DE TAALLIJN OP TELEVISIE IN DE BASISSCHOOL Ilonka Wijnhoven werkt in de onderbouw van Daltonschool De Meiboom in Nijmegen. De Meiboom werkt al enkele jaren aan vernieuwing van het taalonderwijs met behulp van taalroutines en de tussendoelen beginnende geletterdheid. De Taallijn VVE blijkt hier goed op aan te sluiten. De school werkt samen met peuterspeelzaal De Meibloem, in het kader van het VVE-project. De peuterspeelzaal werkt met een andere
taalmethode, maar deze sluit goed aan bij het taalonderwijs op de Meiboom. Overeenkomsten zijn het werken met kleine groepjes, veel keuzevrijheid voor de kinderen, een breed ontwikkelingsaanbod, aandacht voor woordenschat en interactief taalonderwijs. De peuterspeelzaal en de school werken ook samen rond het project Boekenpret, legt Ilonka uit: “De ouders en de kinderen, die vanuit de peuterspeelzaal bij ons op school komen, zijn al bekend met de Boekenbeer en de boekenprettasjes die elke week met een prentenboek mee naar huis gaan om voor te lezen. Dat past prima bij onze nieuwe manier van werken. Een aantal keer per jaar gaat er ook een centraal prentenboek mee naar huis. Op school zijn wij dan bezig met allerlei interactieve taalactiviteiten rondom dit boek en thuis kunnen de ouders met hun kinderen hetzelfde boek voorlezen en bekijken. Ik zie Boekenpret als onderdeel van de Taallijn.” De school werkt niet meer met een vaste taalmethode. “We werken nu heel anders”, zegt Ilonka, “Voorheen hadden we een methode met vaste thema’s en activiteiten. Nu bedenken we samen met de kinderen een thema en daar zoeken we activiteiten en materialen bij.
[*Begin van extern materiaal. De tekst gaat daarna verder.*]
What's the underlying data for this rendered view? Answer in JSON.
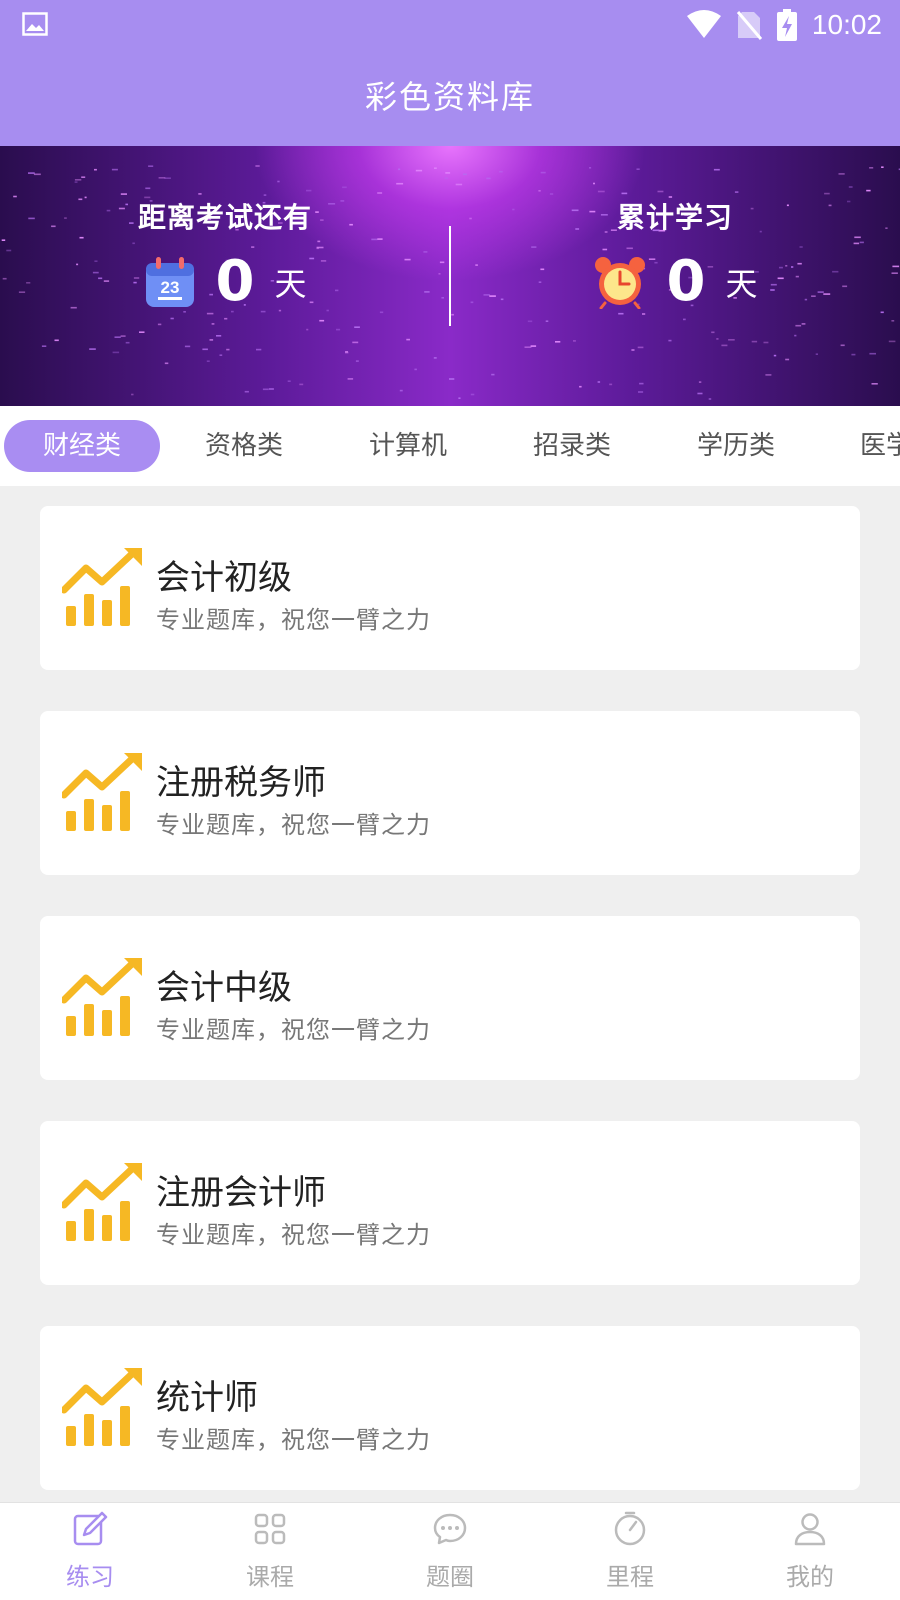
{
  "status": {
    "time": "10:02",
    "icons": [
      "image-icon",
      "wifi-icon",
      "no-sim-icon",
      "battery-charging-icon"
    ]
  },
  "header": {
    "title": "彩色资料库"
  },
  "banner": {
    "left": {
      "label": "距离考试还有",
      "value": "0",
      "unit": "天",
      "icon": "calendar-icon"
    },
    "right": {
      "label": "累计学习",
      "value": "0",
      "unit": "天",
      "icon": "alarm-clock-icon"
    }
  },
  "tabs": [
    {
      "label": "财经类",
      "active": true
    },
    {
      "label": "资格类"
    },
    {
      "label": "计算机"
    },
    {
      "label": "招录类"
    },
    {
      "label": "学历类"
    },
    {
      "label": "医学"
    }
  ],
  "cards": [
    {
      "name": "会计初级",
      "desc": "专业题库，祝您一臂之力"
    },
    {
      "name": "注册税务师",
      "desc": "专业题库，祝您一臂之力"
    },
    {
      "name": "会计中级",
      "desc": "专业题库，祝您一臂之力"
    },
    {
      "name": "注册会计师",
      "desc": "专业题库，祝您一臂之力"
    },
    {
      "name": "统计师",
      "desc": "专业题库，祝您一臂之力"
    }
  ],
  "nav": [
    {
      "label": "练习",
      "icon": "edit-icon",
      "active": true
    },
    {
      "label": "课程",
      "icon": "grid-icon"
    },
    {
      "label": "题圈",
      "icon": "chat-bubble-icon"
    },
    {
      "label": "里程",
      "icon": "timer-icon"
    },
    {
      "label": "我的",
      "icon": "user-icon"
    }
  ],
  "colors": {
    "accent": "#a78df0",
    "chart_icon": "#f6b824",
    "banner_dark": "#2a0d4e"
  }
}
Als bronnenboek gebruiken we het Routineboek en bij de uitvoering van de activiteiten volgen we de aanpak van dat boek en de Taallijn. Deze manier van werken levert veel op, zowel voor de kinderen als voor de leerkrachten.”
Z@PPFLAT Presentatrice Mylene praat in de Z@ppflat met peuters of kleuters en samen doen ze spelletjes en activiteiten rond thema’s als ‘feest’, ‘kapper’of ‘logeren’. In de peuterspeelzaal en thuis hangen posters van de Z@ppflat, zodat de kinderen op verschillende plaatsen met het thema bezig kunnen zijn. Het programma is ontwikkeld in samenwerking met Z@ppelin en Peutertv. Z@ppflat wordt in 20052006 dagelijks uitgezonden tussen 7.00 en 7.30 uur op Nederland 3.
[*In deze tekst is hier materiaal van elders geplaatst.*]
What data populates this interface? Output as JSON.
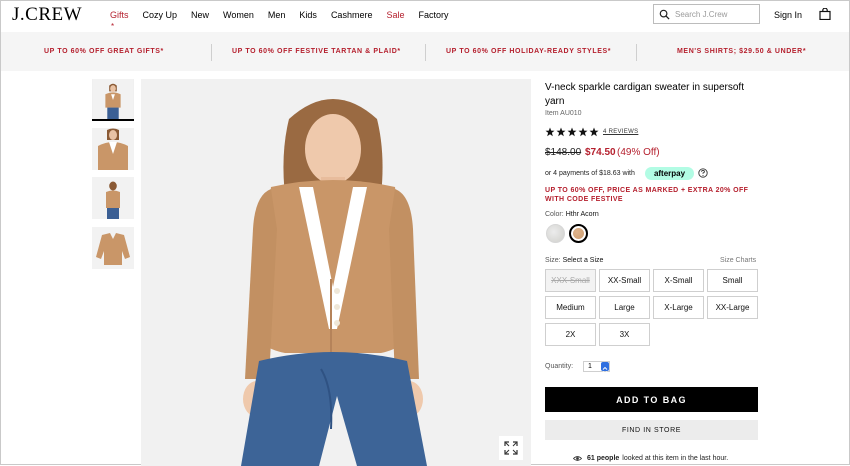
{
  "header": {
    "logo": "J.CREW",
    "nav": [
      {
        "label": "Gifts",
        "red": true
      },
      {
        "label": "Cozy Up",
        "red": false
      },
      {
        "label": "New",
        "red": false
      },
      {
        "label": "Women",
        "red": false
      },
      {
        "label": "Men",
        "red": false
      },
      {
        "label": "Kids",
        "red": false
      },
      {
        "label": "Cashmere",
        "red": false
      },
      {
        "label": "Sale",
        "red": true
      },
      {
        "label": "Factory",
        "red": false
      }
    ],
    "gift_marker": "*",
    "search_placeholder": "Search J.Crew",
    "sign_in": "Sign In"
  },
  "promos": [
    "UP TO 60% OFF GREAT GIFTS*",
    "UP TO 60% OFF FESTIVE TARTAN & PLAID*",
    "UP TO 60% OFF HOLIDAY-READY STYLES*",
    "MEN'S SHIRTS; $29.50 & UNDER*"
  ],
  "product": {
    "title": "V-neck sparkle cardigan sweater in supersoft yarn",
    "item_number": "Item AU010",
    "rating_stars": 5,
    "reviews_label": "4 REVIEWS",
    "original_price": "$148.00",
    "sale_price": "$74.50",
    "discount": "(49% Off)",
    "afterpay_text": "or 4 payments of $18.63 with",
    "afterpay_badge": "afterpay",
    "promo_note": "UP TO 60% OFF, PRICE AS MARKED + EXTRA 20% OFF WITH CODE FESTIVE",
    "color_label": "Color:",
    "color_value": "Hthr Acorn",
    "size_label": "Size:",
    "size_value": "Select a Size",
    "size_charts": "Size Charts",
    "sizes": [
      {
        "label": "XXX-Small",
        "available": false
      },
      {
        "label": "XX-Small",
        "available": true
      },
      {
        "label": "X-Small",
        "available": true
      },
      {
        "label": "Small",
        "available": true
      },
      {
        "label": "Medium",
        "available": true
      },
      {
        "label": "Large",
        "available": true
      },
      {
        "label": "X-Large",
        "available": true
      },
      {
        "label": "XX-Large",
        "available": true
      },
      {
        "label": "2X",
        "available": true
      },
      {
        "label": "3X",
        "available": true
      }
    ],
    "quantity_label": "Quantity:",
    "quantity_value": "1",
    "add_to_bag": "ADD TO BAG",
    "find_in_store": "FIND IN STORE",
    "viewers_count": "61 people",
    "viewers_text": "looked at this item in the last hour."
  },
  "colors": {
    "accent_red": "#b5202e",
    "afterpay_mint": "#b2fce4",
    "button_black": "#000000"
  }
}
HET ZANDKASTEEL In het Zandkasteel vinden dagelijkse dingen uit het leven van peuters plaats in de echte wereld en in een fantasiewereld. De hoofdpersonen maken van alles mee rond thema’s als verkeer, huis en kleding. Daarbij wordt gebruik gemaakt van animaties, prentenboeken, filmpjes van kinderen en liedjes. Het Zandkasteel wordt uitgezonden op maandag, woensdag en vrijdag van 10.00 tot 10.15 uur en op zaterdag van 7.30 tot 7.45 uur op Nederland 3.
KOEKELOERE De Taallijn werkt samen met Teleac/NOT en de Vereniging Openbare Bibliotheken (VOB) om de doorgaande lijn naar groep 1 en 2 te versterken. Dat gebeurt binnen het veelbekeken televisieprogramma ‘Koekeloere.’ In 2006 worden voor dit
programma nieuwe filmpjes opgenomen die aansluiten bij bekende thema’s voor groep 1 en 2. De filmpjes worden opgenomen in huis, op school en in de bibliotheek. De nieuwe afleveringen worden vanaf schooljaar 2006-2007, op maandag, woensdag en vrijdag van 9.00 uur tot 9.15 uur op Nederland 3 uitgezonden.